Profiles of the millennial consumer vary, but one dubious claim is that we are all obsessed with being the first to have the newest thing. Nothing has changed about the motivation to buy luxury products. Luxury purchases are still emotional purchases. People buy expensive things that they identify with. If the aesthetic is spot-on in the view of the consumer, if it speaks to who they are, if it captures their identity, they may buy something instantaneously. They may very well buy it now, buy it later, and then buy it again next season in a different colour. But this is the exception. Mostly, and particularly with more directional fashion, this consumer-product identification process and the build of cultural value around a product takes time to reach a broader market. The point from seeing it once, twice, three times, to peak I’m-buying-it level may very well depend on the product, the shopper, and that person’s individual disposition for novelty. Not everyone loved those Gucci fur slippers right away.
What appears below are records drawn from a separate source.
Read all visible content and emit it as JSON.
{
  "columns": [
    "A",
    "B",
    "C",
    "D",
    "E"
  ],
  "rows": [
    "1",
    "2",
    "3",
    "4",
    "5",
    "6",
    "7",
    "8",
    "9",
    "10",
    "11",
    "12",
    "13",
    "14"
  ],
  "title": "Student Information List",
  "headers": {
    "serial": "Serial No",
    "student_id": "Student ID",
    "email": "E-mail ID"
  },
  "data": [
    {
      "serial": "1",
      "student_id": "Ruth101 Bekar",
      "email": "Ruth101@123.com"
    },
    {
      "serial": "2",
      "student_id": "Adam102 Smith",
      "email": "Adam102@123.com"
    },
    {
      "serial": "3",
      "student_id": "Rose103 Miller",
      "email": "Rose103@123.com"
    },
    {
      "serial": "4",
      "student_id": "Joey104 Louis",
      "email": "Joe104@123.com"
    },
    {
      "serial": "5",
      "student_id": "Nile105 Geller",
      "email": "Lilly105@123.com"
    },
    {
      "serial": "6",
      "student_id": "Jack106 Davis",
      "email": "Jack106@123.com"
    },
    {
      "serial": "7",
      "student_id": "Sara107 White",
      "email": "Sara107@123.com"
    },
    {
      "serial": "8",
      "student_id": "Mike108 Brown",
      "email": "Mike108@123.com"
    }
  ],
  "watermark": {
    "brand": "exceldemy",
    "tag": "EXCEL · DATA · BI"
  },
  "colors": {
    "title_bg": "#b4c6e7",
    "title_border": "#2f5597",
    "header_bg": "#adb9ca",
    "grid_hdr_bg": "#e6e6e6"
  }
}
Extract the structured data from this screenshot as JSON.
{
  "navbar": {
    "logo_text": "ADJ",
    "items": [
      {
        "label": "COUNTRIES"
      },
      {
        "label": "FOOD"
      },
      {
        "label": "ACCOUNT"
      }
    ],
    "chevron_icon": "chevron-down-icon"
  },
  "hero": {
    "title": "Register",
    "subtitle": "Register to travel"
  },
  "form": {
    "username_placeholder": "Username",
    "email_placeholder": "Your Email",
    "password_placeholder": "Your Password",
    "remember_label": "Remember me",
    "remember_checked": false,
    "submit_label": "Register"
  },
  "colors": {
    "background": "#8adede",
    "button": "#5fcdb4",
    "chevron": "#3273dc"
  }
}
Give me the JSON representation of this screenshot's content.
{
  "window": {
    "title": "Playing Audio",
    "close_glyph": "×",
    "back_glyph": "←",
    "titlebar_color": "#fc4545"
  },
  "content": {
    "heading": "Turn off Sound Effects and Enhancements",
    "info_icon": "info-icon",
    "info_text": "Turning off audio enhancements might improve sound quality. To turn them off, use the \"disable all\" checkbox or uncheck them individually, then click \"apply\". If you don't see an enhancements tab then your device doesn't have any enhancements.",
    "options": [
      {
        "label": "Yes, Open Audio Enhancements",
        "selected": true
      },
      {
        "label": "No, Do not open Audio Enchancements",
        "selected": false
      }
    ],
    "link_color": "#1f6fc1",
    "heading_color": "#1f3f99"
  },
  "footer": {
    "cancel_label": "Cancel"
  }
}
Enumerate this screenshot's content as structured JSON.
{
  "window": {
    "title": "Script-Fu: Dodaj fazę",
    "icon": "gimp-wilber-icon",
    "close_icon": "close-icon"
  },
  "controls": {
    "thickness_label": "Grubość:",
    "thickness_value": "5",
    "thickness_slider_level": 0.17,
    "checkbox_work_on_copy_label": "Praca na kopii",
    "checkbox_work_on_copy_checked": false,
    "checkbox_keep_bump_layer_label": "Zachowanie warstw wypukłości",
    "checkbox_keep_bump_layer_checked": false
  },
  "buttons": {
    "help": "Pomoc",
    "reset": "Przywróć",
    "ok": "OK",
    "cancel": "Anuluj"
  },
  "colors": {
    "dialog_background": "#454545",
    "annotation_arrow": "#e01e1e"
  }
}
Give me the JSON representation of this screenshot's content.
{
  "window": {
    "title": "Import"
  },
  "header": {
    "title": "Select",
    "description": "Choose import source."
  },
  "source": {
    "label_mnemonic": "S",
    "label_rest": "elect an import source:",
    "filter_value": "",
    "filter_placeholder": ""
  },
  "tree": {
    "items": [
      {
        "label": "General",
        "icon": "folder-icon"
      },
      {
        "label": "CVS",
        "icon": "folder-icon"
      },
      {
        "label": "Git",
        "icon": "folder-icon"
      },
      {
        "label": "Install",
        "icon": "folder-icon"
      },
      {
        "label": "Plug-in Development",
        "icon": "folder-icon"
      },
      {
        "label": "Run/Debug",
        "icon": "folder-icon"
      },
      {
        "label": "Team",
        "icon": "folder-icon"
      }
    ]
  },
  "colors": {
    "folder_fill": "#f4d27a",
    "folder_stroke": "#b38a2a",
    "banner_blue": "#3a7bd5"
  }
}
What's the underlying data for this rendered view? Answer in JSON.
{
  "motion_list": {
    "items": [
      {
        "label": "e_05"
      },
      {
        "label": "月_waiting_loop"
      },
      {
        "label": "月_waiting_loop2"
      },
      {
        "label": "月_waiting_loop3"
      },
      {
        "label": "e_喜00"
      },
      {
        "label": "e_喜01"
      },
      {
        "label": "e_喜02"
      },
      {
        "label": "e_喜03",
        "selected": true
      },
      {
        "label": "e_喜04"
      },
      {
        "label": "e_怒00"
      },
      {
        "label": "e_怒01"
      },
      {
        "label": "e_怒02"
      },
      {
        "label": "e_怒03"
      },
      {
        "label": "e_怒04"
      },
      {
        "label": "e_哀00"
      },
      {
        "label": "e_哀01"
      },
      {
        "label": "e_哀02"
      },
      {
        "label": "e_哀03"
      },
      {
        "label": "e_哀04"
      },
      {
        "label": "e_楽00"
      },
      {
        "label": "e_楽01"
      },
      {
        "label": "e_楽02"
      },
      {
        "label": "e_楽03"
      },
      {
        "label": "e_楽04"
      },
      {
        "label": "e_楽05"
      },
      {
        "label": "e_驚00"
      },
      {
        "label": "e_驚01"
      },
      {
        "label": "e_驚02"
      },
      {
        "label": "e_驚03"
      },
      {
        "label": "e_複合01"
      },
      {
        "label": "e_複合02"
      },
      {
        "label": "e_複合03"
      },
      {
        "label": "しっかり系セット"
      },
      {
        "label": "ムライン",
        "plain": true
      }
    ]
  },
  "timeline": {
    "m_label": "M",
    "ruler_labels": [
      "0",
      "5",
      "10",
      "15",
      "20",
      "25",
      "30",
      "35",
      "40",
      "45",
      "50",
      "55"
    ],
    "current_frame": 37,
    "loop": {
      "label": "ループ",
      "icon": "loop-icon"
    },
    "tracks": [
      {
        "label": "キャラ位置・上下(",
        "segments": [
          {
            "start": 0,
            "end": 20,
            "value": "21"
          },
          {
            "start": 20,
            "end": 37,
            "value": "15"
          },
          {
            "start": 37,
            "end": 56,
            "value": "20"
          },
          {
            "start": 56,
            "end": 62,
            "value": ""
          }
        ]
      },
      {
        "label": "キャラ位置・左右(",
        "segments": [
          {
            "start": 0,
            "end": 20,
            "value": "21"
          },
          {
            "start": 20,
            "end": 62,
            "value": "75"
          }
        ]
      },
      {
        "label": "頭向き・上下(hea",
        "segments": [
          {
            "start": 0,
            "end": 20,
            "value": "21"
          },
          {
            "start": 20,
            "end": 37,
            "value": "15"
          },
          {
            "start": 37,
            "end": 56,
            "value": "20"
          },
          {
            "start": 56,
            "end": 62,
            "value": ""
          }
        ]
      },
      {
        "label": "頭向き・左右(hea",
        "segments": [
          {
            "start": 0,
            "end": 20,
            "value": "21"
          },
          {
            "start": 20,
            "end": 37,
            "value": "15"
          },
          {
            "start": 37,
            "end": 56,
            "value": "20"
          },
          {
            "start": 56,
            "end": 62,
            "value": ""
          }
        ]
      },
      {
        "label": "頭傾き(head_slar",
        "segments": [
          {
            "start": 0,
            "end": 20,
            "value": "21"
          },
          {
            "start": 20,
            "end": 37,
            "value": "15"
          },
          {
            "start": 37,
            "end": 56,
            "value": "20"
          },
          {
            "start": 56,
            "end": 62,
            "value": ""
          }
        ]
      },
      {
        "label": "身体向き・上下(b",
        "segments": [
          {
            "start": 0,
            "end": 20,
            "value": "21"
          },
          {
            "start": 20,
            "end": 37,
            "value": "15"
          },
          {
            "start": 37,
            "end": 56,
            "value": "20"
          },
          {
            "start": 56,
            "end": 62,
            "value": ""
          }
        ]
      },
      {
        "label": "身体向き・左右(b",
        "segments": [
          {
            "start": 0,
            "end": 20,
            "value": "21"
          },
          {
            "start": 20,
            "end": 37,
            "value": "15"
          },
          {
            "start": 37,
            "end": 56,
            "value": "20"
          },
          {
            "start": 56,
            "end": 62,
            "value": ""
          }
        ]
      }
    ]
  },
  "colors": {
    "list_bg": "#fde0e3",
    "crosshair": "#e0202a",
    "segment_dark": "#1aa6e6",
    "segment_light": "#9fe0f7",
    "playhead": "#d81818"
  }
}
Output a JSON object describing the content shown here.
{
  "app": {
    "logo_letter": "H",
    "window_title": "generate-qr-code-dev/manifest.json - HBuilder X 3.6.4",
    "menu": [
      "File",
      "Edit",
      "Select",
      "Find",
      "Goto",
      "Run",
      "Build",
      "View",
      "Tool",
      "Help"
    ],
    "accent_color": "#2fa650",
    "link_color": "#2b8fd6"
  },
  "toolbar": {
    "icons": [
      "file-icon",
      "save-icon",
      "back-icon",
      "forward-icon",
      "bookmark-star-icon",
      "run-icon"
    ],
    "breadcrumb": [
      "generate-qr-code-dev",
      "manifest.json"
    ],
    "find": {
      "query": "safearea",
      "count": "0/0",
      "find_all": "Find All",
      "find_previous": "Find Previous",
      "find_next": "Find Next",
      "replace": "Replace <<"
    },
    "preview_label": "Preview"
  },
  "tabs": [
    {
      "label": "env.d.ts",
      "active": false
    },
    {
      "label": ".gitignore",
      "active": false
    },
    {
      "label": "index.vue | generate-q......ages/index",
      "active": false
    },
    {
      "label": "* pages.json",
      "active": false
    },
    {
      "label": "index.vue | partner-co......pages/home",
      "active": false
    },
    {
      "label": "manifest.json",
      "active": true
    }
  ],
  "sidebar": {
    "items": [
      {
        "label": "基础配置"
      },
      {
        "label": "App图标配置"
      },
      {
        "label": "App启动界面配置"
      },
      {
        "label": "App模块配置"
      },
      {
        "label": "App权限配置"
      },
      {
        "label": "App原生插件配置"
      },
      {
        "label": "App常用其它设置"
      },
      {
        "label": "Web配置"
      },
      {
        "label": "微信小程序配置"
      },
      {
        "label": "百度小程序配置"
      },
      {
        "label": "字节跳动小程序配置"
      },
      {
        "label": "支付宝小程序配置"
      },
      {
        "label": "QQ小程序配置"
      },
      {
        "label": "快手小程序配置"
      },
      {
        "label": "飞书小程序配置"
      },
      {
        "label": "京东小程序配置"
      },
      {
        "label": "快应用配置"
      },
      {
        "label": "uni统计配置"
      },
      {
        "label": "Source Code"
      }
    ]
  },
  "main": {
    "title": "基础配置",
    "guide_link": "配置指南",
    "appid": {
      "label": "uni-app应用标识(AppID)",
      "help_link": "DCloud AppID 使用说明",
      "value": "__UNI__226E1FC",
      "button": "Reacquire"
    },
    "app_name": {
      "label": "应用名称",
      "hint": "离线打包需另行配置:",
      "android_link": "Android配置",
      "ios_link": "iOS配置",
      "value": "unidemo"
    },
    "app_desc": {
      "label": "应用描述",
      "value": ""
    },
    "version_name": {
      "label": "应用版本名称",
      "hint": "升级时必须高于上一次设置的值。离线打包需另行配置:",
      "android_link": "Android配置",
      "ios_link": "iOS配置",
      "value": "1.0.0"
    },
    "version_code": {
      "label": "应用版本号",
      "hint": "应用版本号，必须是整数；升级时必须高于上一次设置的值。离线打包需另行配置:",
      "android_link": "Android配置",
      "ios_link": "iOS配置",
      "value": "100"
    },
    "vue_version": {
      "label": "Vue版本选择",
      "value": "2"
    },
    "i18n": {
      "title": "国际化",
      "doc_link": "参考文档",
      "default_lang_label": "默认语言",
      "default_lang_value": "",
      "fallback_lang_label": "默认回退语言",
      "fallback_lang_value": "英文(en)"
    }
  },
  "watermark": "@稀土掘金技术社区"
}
Also, yes, ageing millennials have more money to spend, but it’s worth remembering that most aren’t high net-worth individuals with an infinite budget, so they still need time to calibrate collections. They’ll buy several investment pieces a season once they’ve sat on it, not everything they like from the runway at once because all the best supermodels were at the show (!) and it was streamed live (!) from a scene-y venue (!).
Those pro 'see now, buy now' are overestimating the commercial power of fashion show buzz.
What leads to a purchase is the combination of established cultural and personal value when one has begun to imagine themselves with this product over time. I’m walking into meetings with my new Céline bag and owning the room. I’ll be a more polished, confident version of myself strolling around in those Aquazzura boots. An emotional connection has been established and at this point, I don’t care what season it’s from. I still think about the Balenciaga block-colour loafers from Autumn/Winter 2010 and would jump at the chance to buy them now.
So, how much of a lag does there need to be for value to build around a product? Is there a way to compensate for the gap within a fashion immediacy model and recreate the “effective frequency” process in a shorter time period? Armed with better awareness of how cultural and personal value is created, can we expedite this and connect with consumers through shrewd, swiftly executed product placement, savvy PR and high-quality targeted editorial?
Not likely. For the average high-fashion collection, this process needs to happen organically, and these connections get fostered during the lag. In deciding whether to move towards “see now, buy now”, it would be wise to take into consideration that the model doesn’t give space for the customer to fall, to project. I’d feel very pressured and forced to choose something quick if I was thrown right into Autumn/Winter in actual Autumn/Winter without adequate time to calibrate. And while there is a digitally conditioned desire for more newness, there’s no reason why this can’t be satisfied with easy-to-digest capsule collections.
Those pro "see now, buy now" are overestimating the commercial power of fashion show buzz, and grossly underestimating everything that happens internally for a consumer during the lag. They are afraid of losing out on show ROI, but they may end up with a smaller burst of short-term profit while sabotaging the process that needs to take place for value to reach peak levels, tap into a larger market, and seduce the consumer powerfully enough to convert.
Anabel Maldonado is a London-based fashion journalist specialising in industry opinion, fashion critique, and fashion psychology.
The views expressed in Op-Ed pieces are those of the author and do not necessarily reflect the views of The Business of Fashion.